Продолжаю лежать, а он – в полосе света из-за решётчатого окна. Словно кто расчертил ему лицо в клетку. Так смешно! Это гадкое идеальное лицо.
Подходит ко мне. Вижу грубые ботинки. Судя по стуку, что они издают, подбиты железом.
Поступь справедливости.
А по мне – так пафос. Как и всё в нём.
Пребольно хватает за руку и волочёт на середину камеры.
– Не усугубляй!
Строгий, брови хмурит, но смотрит почему-то тоскливо.
Пытаюсь рассмеяться ему в лицо, выходит жалко.
– Я должен видеть твои глаза. Поняла? Смотри на меня, не моргай.
И стягивает перчатку, ту, под которой когтистая пылающая ладонь.
Шарахаюсь, но далеко убежать не успеваю. Хватает за полу ночной рубашки, тянет по полу. Сдираю колени и ноги, пытаясь уцепиться за плиты пола.
Думала, что хочу умереть, но инстинкты со мной не согласны.
Подтащив, грубо и зло встряхивает той рукой, которая не горит.
– Когда научишься слушать!
Чуть ли не рычит. Глаза полыхают. В резких чертах проступает звериное. И я понимаю: не человек.

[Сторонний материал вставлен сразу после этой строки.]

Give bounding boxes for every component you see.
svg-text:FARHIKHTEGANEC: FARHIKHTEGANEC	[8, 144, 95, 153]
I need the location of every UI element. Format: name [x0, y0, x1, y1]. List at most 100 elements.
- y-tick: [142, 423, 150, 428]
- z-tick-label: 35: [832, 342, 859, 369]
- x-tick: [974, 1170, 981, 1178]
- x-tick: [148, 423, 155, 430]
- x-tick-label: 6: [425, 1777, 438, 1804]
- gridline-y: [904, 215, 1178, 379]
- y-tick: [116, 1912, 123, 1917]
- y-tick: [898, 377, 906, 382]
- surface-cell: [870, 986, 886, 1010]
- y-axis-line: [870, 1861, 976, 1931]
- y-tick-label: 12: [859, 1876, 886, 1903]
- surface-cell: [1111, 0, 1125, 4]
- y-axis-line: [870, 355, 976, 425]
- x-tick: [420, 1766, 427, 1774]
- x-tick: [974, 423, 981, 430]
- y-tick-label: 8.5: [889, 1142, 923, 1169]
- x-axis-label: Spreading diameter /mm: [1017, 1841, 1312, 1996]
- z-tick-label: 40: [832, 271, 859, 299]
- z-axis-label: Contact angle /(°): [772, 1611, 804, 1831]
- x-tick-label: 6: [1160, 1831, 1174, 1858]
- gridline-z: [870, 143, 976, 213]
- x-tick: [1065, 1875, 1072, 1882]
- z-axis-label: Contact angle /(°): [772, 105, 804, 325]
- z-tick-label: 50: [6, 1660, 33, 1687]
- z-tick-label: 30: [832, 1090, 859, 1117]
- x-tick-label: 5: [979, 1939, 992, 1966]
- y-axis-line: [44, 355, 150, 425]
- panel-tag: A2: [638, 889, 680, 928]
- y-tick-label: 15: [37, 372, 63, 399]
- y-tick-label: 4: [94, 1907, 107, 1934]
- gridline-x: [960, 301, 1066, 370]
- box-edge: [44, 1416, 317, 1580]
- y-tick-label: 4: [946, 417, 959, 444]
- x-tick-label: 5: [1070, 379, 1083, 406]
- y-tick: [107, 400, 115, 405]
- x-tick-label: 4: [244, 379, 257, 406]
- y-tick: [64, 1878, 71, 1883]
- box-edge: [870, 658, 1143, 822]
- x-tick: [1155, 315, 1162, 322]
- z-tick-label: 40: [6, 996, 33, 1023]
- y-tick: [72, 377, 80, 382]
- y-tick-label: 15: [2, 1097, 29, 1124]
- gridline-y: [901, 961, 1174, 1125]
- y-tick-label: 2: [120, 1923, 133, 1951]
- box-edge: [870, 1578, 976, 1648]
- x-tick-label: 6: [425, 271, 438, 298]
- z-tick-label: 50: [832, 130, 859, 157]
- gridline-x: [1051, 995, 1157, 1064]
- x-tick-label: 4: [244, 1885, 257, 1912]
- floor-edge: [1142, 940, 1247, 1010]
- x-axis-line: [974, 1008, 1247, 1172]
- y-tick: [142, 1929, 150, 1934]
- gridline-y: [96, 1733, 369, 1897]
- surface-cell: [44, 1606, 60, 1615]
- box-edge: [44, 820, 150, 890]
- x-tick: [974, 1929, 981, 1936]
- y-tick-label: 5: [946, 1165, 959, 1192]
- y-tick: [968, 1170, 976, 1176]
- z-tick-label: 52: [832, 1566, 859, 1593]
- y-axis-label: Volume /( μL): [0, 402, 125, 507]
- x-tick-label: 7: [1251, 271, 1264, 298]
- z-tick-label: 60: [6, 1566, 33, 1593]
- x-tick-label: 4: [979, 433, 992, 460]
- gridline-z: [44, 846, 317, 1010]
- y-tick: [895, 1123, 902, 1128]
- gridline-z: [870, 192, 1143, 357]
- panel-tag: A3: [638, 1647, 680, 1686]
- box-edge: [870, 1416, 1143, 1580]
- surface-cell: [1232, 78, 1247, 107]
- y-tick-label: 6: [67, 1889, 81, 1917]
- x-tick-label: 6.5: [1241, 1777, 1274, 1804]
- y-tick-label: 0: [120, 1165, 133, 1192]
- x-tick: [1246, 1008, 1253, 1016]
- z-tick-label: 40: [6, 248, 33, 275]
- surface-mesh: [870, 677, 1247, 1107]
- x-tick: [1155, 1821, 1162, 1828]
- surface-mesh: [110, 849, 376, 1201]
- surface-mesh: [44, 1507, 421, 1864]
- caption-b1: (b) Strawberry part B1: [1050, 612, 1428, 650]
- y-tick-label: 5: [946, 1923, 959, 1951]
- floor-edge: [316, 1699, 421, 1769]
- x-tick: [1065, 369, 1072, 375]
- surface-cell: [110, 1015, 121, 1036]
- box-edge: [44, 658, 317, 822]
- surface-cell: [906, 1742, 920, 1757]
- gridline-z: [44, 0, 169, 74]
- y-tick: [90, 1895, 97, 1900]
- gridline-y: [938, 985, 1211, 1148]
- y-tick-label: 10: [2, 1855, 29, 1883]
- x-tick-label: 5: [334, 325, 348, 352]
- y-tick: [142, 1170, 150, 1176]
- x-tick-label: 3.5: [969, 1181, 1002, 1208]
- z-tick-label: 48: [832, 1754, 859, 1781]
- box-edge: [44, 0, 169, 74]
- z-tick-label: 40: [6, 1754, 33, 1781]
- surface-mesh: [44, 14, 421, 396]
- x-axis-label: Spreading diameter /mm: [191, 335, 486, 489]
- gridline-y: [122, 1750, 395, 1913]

…он касается лба своей рукой.
– На грех твой, грех четвёртый – Acedia, налагаю печать…
…дальше не слышу – глохну от собственного крика. Мне заживо жарят мозги. Кажется, даже слышу, как они лопаются и скворчат. Череп вот-вот взорвётся.
И тут, как на качелях, боль спускается вниз, кипятит кровь, мчит по организму…
Падаю, дёргаюсь… Захлёбываюсь кровавой пеной и рвотой…
Всё обрывается вмиг.
Тьмой.
Но перед тем, как упасть, снова вижу его глаза – не дракона теперь. В них снова отчаяние и тихая мольба: прости…
Но я… никогда…
…не про…
Смерть всё-таки приходит за мной.
Белая-белая. С доброй улыбкой.
И пахнет клубникой.
***
Так легко!
Кажется, ещё чуть-чуть – оторвусь от земли и полечу.
Радостно, весело, энергия так и бурлит. Дайте мне мир, и я спасу его. Только никому, похоже, уже не нужно.
Потому что комната, в которой я сижу, белая. И кровать подо мной – белая. И одежда на мне тоже белая и чистая. И старик, сидящий напротив, – с длинной белой окладистой бородой.
Только клубника в корзинке на столе, покрытом белой скатертью, – алая и пахнет.
Старик подвигает лакомство мне и, тепло улыбнувшись, говорит:
– Ешь, юница, не стесняйся. Сам растил. Тебе взбодрится надо.
Кладу в рот ароматную ягоду, прикрываю глаза, наслаждаясь ароматом.
Я умерла? Или снова у Великого Охранителя, только он постарел и научился делать клубнику из зайцев?
Старик по-доброму усмехается. Глаза у него голубые с лукавинкой, и я чую, мысли мои прочёл, не постеснявшись:
– Не бойся, жива ты. А я – всего лишь скромный духовник рода Дьиюлли, отец Элефантий.
– Но разве этот… граф Уэнберри, инспектор-дракон, не убил меня своей огненной лапой?
Кидаю в рот ещё несколько ягод и встаю. Мои одежды, наверное, шёлковые, струятся и шуршат. Подхожу к окну, приподымаюсь на цыпочки, а там – унылый круглый двор и кирпичная стена. Ничего интересного.
Старик становится рядом:
– Мы – в Экориале. Здесь – вершится правосудие.
– Это тюрьма?
– Не совсем, – теперь он сам держит корзинку, и я вновь лакомлюсь. – А Бэзил не убил тебя, а спас.
– Ничего себе – спас! Чуть не умерла! И кровь на губах была, помню!
– Это – иллюзия. Он лишь запечатал грех в тебе. Грех не хотел уходить, тянул тебя за собой. Оттого и было больно. Примени Бэзил настоящую Печать греха – мы с тобой не разговаривали.